As time went by he grew to rely on me less. He would go walking through the town, talking to any travellers or soldiers who could bring him news of the outside world. A few would give him coins for his stories, and he spent it all on paper to write upon. He cut pens out of reeds, and used the local oak’s-gall stain for ink.

I asked him once what he was writing: letters home, he said. That wasn’t all, though. He had an insatiable appetite for stories. Anything the locals could tell him he would note down. When his sight grew dim he taught me the Roman letters and dictated to me instead. I humoured him – who knew when such knowledge might not come in handy – but could write down little of what he so carefully spelt out to me. The names meant nothing, the thoughts, the forms of speech were too strange.

He spoke sometimes of his wife – always in loving terms. He didn’t blame her at all for not accompanying him. He’d ordered her not to come, in fact, he said. But his voice was always sad at such times. I could tell he missed her. More than her, though, he missed his city – the agora, the dinners with his friends. What do I know of such things? The back-alleys of Thrace are where I grew up.

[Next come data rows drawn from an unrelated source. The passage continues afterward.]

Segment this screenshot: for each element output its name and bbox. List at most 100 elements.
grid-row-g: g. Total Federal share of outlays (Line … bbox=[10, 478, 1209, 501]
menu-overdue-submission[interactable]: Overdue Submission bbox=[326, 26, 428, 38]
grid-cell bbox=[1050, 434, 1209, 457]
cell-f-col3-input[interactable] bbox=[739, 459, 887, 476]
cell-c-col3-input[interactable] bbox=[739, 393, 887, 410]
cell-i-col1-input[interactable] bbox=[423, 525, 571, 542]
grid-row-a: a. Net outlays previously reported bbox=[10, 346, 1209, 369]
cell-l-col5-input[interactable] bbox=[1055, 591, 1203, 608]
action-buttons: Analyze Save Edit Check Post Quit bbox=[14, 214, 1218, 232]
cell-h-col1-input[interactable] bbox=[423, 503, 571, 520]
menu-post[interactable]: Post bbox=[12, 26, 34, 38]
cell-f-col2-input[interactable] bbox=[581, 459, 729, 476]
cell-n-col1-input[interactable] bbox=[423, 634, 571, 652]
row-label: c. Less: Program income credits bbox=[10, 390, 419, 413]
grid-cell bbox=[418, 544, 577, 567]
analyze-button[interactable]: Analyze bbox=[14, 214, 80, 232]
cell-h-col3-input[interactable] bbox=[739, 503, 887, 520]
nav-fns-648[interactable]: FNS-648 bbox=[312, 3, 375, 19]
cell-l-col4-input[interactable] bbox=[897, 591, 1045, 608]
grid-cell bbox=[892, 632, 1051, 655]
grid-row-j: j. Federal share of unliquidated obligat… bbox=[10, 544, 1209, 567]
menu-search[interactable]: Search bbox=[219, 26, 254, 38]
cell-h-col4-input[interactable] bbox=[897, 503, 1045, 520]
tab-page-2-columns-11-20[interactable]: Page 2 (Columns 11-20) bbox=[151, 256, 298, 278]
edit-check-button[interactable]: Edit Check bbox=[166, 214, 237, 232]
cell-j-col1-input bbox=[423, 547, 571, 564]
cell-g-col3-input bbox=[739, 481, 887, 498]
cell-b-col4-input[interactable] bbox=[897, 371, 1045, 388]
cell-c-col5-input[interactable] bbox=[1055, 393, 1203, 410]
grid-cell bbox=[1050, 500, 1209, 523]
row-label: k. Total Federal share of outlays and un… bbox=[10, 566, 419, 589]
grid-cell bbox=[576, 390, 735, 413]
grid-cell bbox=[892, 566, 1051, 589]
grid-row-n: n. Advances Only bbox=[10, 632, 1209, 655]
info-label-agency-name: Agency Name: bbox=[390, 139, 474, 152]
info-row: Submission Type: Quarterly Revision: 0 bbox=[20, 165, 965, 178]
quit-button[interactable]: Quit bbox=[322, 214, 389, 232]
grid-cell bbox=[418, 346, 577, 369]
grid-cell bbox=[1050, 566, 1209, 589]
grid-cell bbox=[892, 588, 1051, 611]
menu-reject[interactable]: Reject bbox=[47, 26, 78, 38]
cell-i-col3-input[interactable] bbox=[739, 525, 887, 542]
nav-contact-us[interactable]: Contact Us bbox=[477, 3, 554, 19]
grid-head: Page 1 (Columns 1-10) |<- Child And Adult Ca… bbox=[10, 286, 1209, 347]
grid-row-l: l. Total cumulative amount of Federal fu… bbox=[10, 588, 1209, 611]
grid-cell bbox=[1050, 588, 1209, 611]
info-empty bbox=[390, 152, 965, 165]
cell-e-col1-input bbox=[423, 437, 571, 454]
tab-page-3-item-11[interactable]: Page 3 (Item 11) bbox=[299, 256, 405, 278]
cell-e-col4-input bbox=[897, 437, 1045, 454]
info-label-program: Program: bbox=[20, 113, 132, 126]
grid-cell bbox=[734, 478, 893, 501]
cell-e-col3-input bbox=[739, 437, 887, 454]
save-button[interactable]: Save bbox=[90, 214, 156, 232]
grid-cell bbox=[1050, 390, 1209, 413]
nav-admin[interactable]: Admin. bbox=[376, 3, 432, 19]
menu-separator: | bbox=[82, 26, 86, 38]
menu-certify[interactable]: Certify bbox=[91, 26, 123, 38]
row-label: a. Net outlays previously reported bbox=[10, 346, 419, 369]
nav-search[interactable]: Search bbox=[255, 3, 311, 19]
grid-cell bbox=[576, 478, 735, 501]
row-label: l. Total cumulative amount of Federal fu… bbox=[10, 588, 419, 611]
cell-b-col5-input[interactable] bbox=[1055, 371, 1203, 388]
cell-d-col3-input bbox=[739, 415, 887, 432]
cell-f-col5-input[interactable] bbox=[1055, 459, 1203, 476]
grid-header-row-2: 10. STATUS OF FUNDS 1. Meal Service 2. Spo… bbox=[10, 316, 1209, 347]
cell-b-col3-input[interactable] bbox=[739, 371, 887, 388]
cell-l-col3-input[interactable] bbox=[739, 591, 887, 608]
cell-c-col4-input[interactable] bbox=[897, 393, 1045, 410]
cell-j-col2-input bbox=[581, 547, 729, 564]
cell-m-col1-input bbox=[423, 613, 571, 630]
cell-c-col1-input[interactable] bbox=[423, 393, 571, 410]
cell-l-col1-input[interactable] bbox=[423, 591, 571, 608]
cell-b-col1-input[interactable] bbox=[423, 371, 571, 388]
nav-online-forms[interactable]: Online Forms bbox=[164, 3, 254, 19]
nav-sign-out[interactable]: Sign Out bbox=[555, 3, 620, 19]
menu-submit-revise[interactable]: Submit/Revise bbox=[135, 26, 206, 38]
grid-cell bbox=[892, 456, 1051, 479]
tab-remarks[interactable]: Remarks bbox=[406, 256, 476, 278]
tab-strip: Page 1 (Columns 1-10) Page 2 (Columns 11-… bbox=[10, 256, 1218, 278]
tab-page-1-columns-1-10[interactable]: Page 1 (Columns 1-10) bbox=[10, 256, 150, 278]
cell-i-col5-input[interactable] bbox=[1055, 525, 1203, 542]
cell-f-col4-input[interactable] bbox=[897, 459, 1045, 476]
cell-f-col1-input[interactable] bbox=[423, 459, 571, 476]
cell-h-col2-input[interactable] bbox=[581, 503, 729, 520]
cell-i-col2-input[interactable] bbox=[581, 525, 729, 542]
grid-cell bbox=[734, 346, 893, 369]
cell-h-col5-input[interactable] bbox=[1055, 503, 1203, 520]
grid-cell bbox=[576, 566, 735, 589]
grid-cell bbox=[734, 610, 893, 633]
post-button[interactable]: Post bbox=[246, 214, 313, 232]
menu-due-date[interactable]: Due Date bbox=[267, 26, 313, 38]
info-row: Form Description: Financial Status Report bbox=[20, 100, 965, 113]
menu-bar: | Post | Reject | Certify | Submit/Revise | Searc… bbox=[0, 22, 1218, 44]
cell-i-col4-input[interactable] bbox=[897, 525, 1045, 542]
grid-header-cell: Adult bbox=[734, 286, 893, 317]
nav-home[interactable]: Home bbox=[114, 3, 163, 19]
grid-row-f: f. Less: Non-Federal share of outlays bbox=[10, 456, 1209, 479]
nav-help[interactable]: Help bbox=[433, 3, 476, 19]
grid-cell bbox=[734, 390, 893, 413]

I only saw him really excited once – when the news reached us at last that the emperor was dead. Old Augustus, sent down to the shades to languish with the souls of those he’d slaughtered. Do the dead hold grudges still, I wonder? The tribesmen think so – always on at me to expel some angry spirit or demon. Augustus would never get the chance to find out: the Romans declared him a god as soon as they could to keep him from the hungry teeth of the dead.

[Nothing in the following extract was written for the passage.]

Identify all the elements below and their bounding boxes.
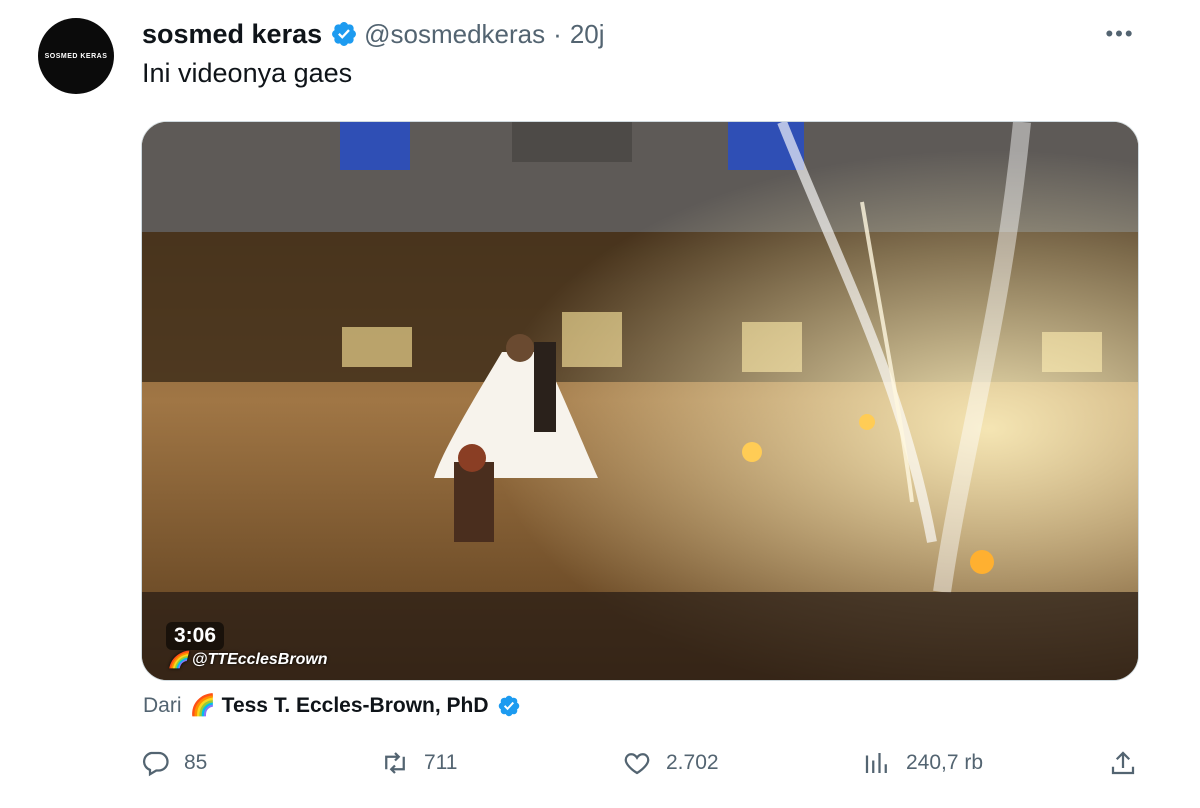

Or so he said, so little Ovid said. He got quite drunk that night, raving on and on about the old man and his ways – then turned to praise of the new ruler Germanicus, that golden boy who would bring back the Spring again.

It was Tiberius, the Emperor’s brooding hulk of an adoptive son, who took over the reins of power, though. When the next news came, a few months later, and he heard that his high spirits were dashed. I think he knew right then there’d be no recall. His bones would whiten here, not in the land of his fathers.

For a week he didn’t speak at all – to me or anyone else. He lay all day indoors in his little room. I brought him food he wouldn’t touch, tried to tempt him with broth and little delicacies – the small indulgences he took such childish delight in at other times.
Nothing worked. He wouldn’t write, even (and I took care to leave out his paper and ink, with well-sharpened pens nearby). He lay there on his bunk with his face to the wall.

I think that’s when his spirit died. When he took up his pen again it was to write curses only. All the tender entreaties had died – he poured out his vexations on some false friend, a shadow figure who stood for all who’d left him here, took delight in praising him when he was bright and famous, and shunned him and foreclosed on him the moment he fell.

That’s when I decided to walk into his dreams.